France's finance minister, Bruno Le Maire, has promised to spend his annual budget rapidly as the European Union's second biggest economy plots a recovery from the greatest decline in its history.
Le Maire presented his 2021 budget on Monday and said the first tranche of his $117 billion plan would be made available immediately.
This comes as the country faces a surge in the number of new COVID-19 infections, while polls show 72 percent of French people support the idea of a national two-week lockdown to try to stem the wave of new cases.
Le Maire said $49 billion would be pumped into the economy in the first year of its $117 billion two-year recovery plan.
The government admitted that it expects the economy to contract by a record amount this year but said it hopes to use the budget to boost a return to growth of eight percent in 2021.
"We have re-evaluated the recession figure at minus 10 percent for 2020," Le Maire told journalists at the unveiling of the budget.
"We had been cautious in presenting this figure because we knew that there was a health risk and that there were international uncertainties.
"We therefore confirm this cautious assessment of minus 10 percent recession for 2020. For 2021, on the other hand, we maintain a growth assessment of plus 8 percent, because we are convinced that France can recover and recover quickly."

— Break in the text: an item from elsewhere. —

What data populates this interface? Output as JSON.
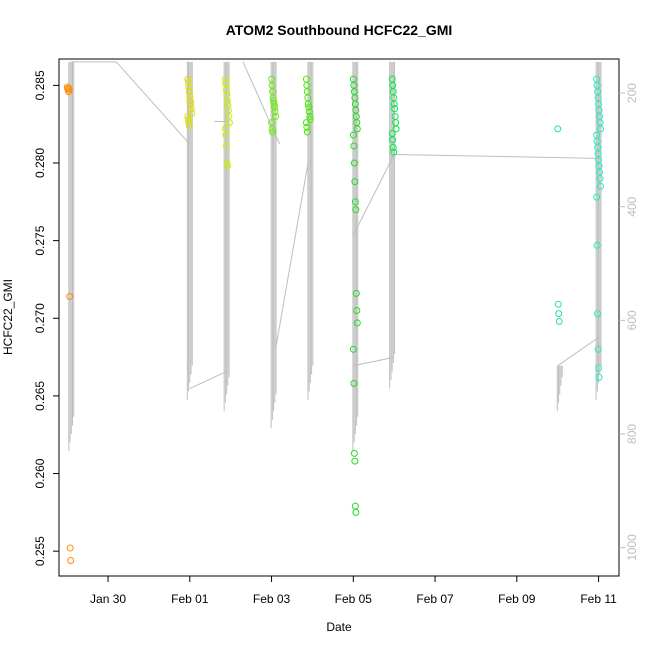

The French finance minister also defended the government's handling of the coronavirus crisis, saying: "We are not wasting any time to get the money moving, which will allow our economy to recover."
Bruno Le Maire said the government saved "hundreds of thousands of jobs and tens of thousands of companies" with its support package.
French Prime Minister Jean Castex, far right, and the finance minister Bruno Le Maire, center, attend a meeting with the representatives of the hotel and restaurant sector on 29 September in Paris. /Bertrand Guay/ AFP
France's economy was rocked by the effects of the pandemic and ministers are hoping that tax cuts, investment in the green economy and a focus on youth will paint a brighter economic picture in 2021.
Some analysts say several industries, such as retail and travel, will keep suffering, despite the government's budgetary measures.
Patrick Artus, the chief economist at Natixis, an investment bank, told CGTN Europe that for him the issue with the budget is not at the macroeconomic level – but rather in specific sectors at the microeconomic sphere.
"The big issue is that this crisis is distorting the sectoral structure of the economy.
"It's very likely that less people will take a plane, less people will take holidays very far away, it's very likely that we will shop more online, we will work from home and we will use electric cars more than normal cars.
"We have permanent changes in the sectoral structure of the economy."